It had been, if indeed there is such a thing, an ordinary day of touring in China. It isn't that China is an ordinary place, but after you spend a couple of weeks in almost any place, it can seem ordinary. You have breakfast at the hotel, you can't really talk to anybody because they don't speak English, the tour bus takes you to some museum, then to some palace or something, then you have a lunch at some supposedly great restaurant -- best in town but real similar to the last town's best place -- and then you visit some ancient ruins that nobody seems to know much about, then you chill at the hotel for a while before dinner, which you assume will be forgettable as well.
No one can achieve a state of jadedness, of difficulty to impress, of ho-humness like the international traveler.
In this particular case, we were on a long tour of China and had reached their equivalent of the Wild West. We were in a place called Urumchi, which even if you've been to China or always wanted to go to China, you've probably never heard of. That's because there's virtually no reason to go there. Tourists in China go to Urumchi for the same reason they'd go to Boise: to get someplace on the other side of it.
And so it was with us. We were on our way to a wonderful place called Kashgar, and for logistical reasons, we needed to spend a night in Urumchi. When we asked our tour guide what, if anything, was special about Urumchi, she told us three things: 1) It's a modern, business-oriented town; 2) it's the most landlocked city on earth; 3) and it's near the third-lowest point on earth, the Turfan Depression out in the Taklimikan Desert, which is 154 meters below the sea. The literature told us that Urumchi was a Mongolian word for "beautiful pastures," but I assumed (correctly) that those pastures had all been replaced by the modern, business town.
Now, about dinner. I knew nothing about the food in Urumchi when I was there, but now that I look around on the Internet, I see that the local fare consists of roasted sheep, kebabs, stuffed steamed buns, mutton, dried sour cheese, and all sorts of fruits and melons, including Hami, "one of the most famous melons in China big in size, sweet, delicious, crisp and juicy, containing as much sugar as 12-14%."

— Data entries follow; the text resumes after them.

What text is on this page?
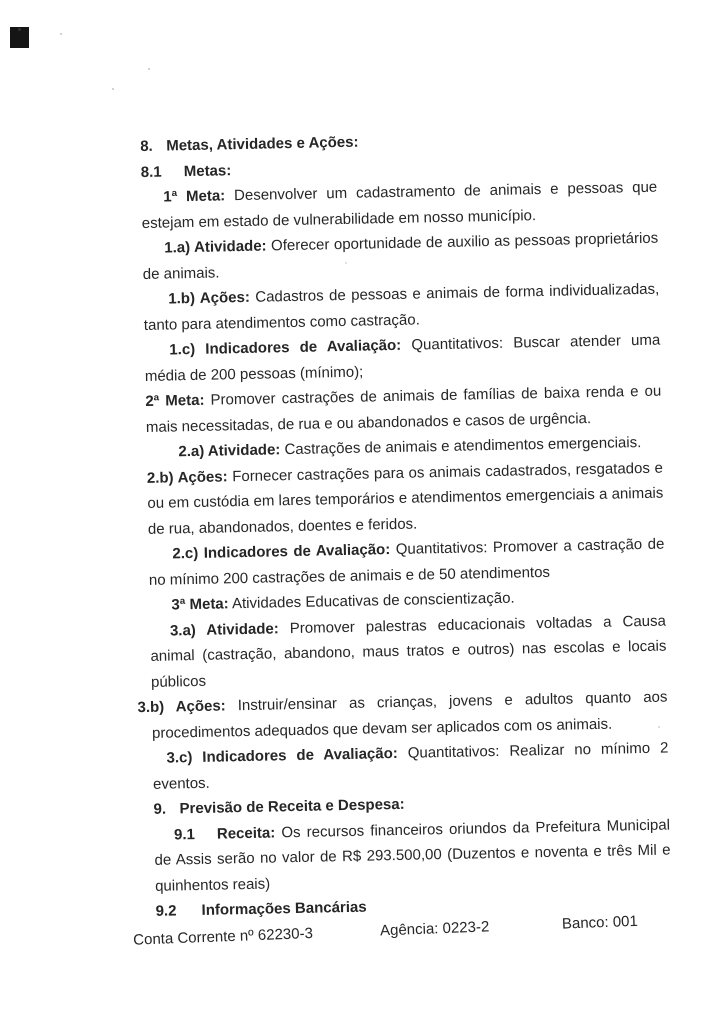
8. Metas, Atividades e Ações:

8.1 Metas:

1ª Meta: Desenvolver um cadastramento de animais e pessoas que estejam em estado de vulnerabilidade em nosso município.

1.a) Atividade: Oferecer oportunidade de auxilio as pessoas proprietários de animais.

1.b) Ações: Cadastros de pessoas e animais de forma individualizadas, tanto para atendimentos como castração.

1.c) Indicadores de Avaliação: Quantitativos: Buscar atender uma média de 200 pessoas (mínimo);

2ª Meta: Promover castrações de animais de famílias de baixa renda e ou mais necessitadas, de rua e ou abandonados e casos de urgência.

2.a) Atividade: Castrações de animais e atendimentos emergenciais.

2.b) Ações: Fornecer castrações para os animais cadastrados, resgatados e ou em custódia em lares temporários e atendimentos emergenciais a animais de rua, abandonados, doentes e feridos.

2.c) Indicadores de Avaliação: Quantitativos: Promover a castração de no mínimo 200 castrações de animais e de 50 atendimentos

3ª Meta: Atividades Educativas de conscientização.

3.a) Atividade: Promover palestras educacionais voltadas a Causa animal (castração, abandono, maus tratos e outros) nas escolas e locais públicos

3.b) Ações: Instruir/ensinar as crianças, jovens e adultos quanto aos procedimentos adequados que devam ser aplicados com os animais.

3.c) Indicadores de Avaliação: Quantitativos: Realizar no mínimo 2 eventos.

9. Previsão de Receita e Despesa:

9.1 Receita: Os recursos financeiros oriundos da Prefeitura Municipal de Assis serão no valor de R$ 293.500,00 (Duzentos e noventa e três Mil e quinhentos reais)

9.2 Informações Bancárias

Conta Corrente nº 62230-3	Agência: 0223-2	Banco: 001
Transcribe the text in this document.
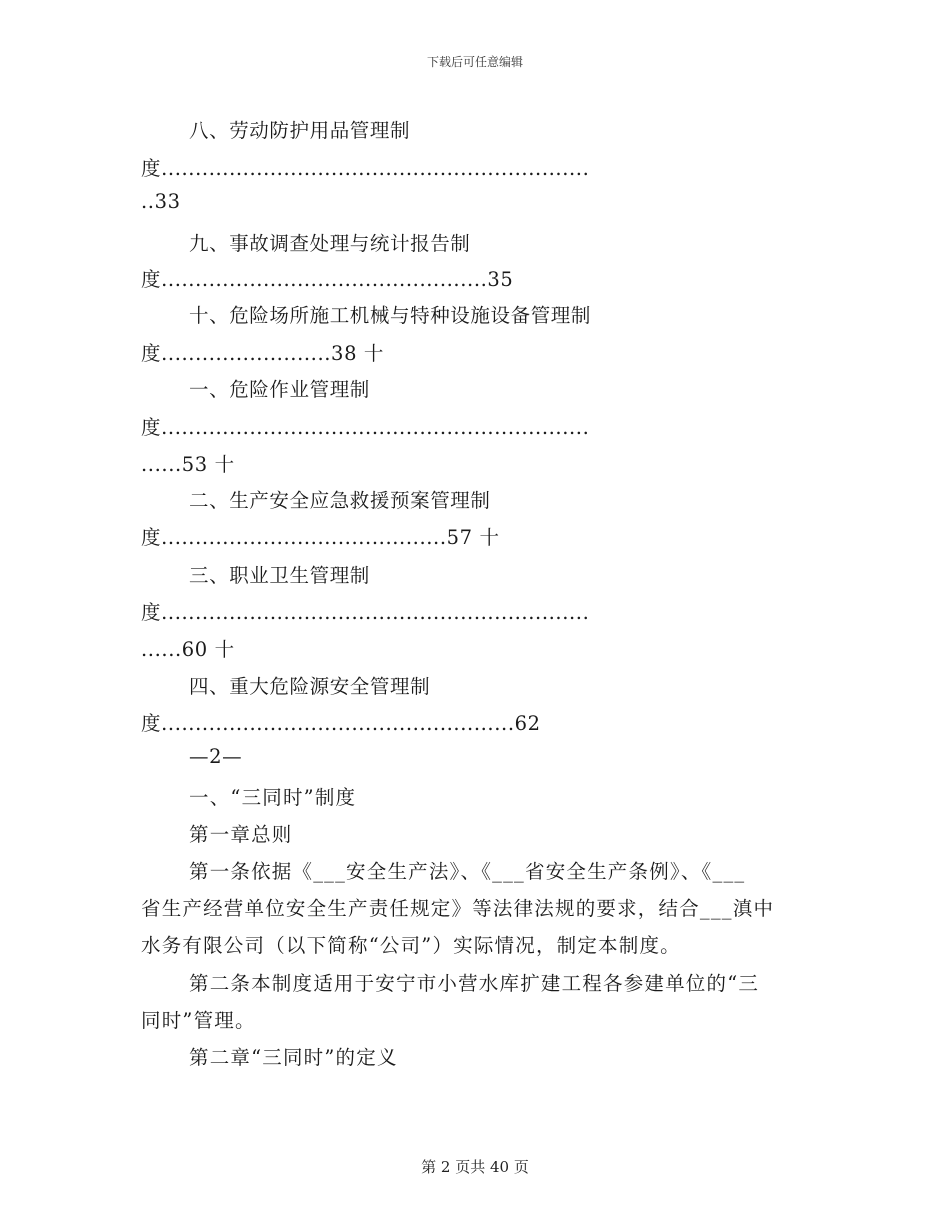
下载后可任意编辑
八、劳动防护用品管理制
度...............................................................
..33
九、事故调查处理与统计报告制
度................................................35
十、危险场所施工机械与特种设施设备管理制
度.........................38 十
一、危险作业管理制
度...............................................................
......53 十
二、生产安全应急救援预案管理制
度..........................................57 十
三、职业卫生管理制
度...............................................................
......60 十
四、重大危险源安全管理制
度....................................................62
—2—
一、“三同时”制度
第一章总则
第一条依据《___安全生产法》、《___省安全生产条例》、《___
省生产经营单位安全生产责任规定》等法律法规的要求，结合___滇中
水务有限公司（以下简称“公司”）实际情况，制定本制度。
第二条本制度适用于安宁市小营水库扩建工程各参建单位的“三
同时”管理。
第二章“三同时”的定义
第 2 页共 40 页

Had we only known. We had, by this point in the trip, established a pattern of telling our local hosts that, while we're sure the hotel has an excellent chef, we'd prefer to eat the local fare. We had dived into street markets and scary places and had some truly memorable meals. But in Urumchi we were tired, just travelers on the way someplace, so we took what the hotel gave us, which was fish.
It took us a few minutes to make the connection. Fish. In Urumchi. The most landlocked city in the world -- landlocked, as in farthest from any ocean. Doesn't seem to add up, does it? Beautiful pastures plus desert plus fruits and melons equals fish for dinner. I had to ask, and the waitress looked panicked for a moment, then said, "It is from the fish lake" -- and disappeared back into the kitchen.
And so we ate our fish, but I remember nothing about it. That's because at the table next to us were about a dozen businessmen, still in their suits and all drinking very heavily. We were told they were from Taiwan. When their dinner came out, it was the more traditional fare: roasted goat. But get this: It was the whole goat! Horns, hooves, teeth, everything. And these drunk Taiwanese dudes were pumped! They had their pictures taken with it, they were messing around with it, poking it in the eyes, trying to make its lips move like it was talking very disturbing. Then, as they ate it, and got drunker, and started hitting on the poor waitress, they started fighting over who got which piece -- of the goat, not the waitress -- and taking bets on who would eat the eyes, for example.
When we had finished our own, boring meal, I headed for my room: surrender the dining room to the goat-eaters. Like most hotels in western China, this one was having troubles with its elevator, so I had to wait awhile. When it finally opened, I walked in, let out a sigh of relief -- tomorrow is another day -- and, just as the doors were about to close, here come the Taiwanese dudes.
When they all packed in -- and it took some packing -- I was jammed in the corner, and I couldn't even move my arms. They got the doors closed on the third try. Then the elevator went about five feet, a buzzer sounded, and it stopped. Everybody laughed, except the tall American, who called out to his creator.
What seemed a few days later, one of the Taiwanese dudes started to hum, and then another one, and pretty soon they were all singing. I spiced up my vocabulary, since they couldn't understand me anyway, and even tried to sing along. "I want out of this f--ing elevator," I crooned, "or I'm gonna kill me a Taiwanese dude!"
I really don't recall how long we were stuck in there. I know we got out and nobody died, but it was touch-and-go for a minute there. And I know that, as usual on the road, there are no ordinary days.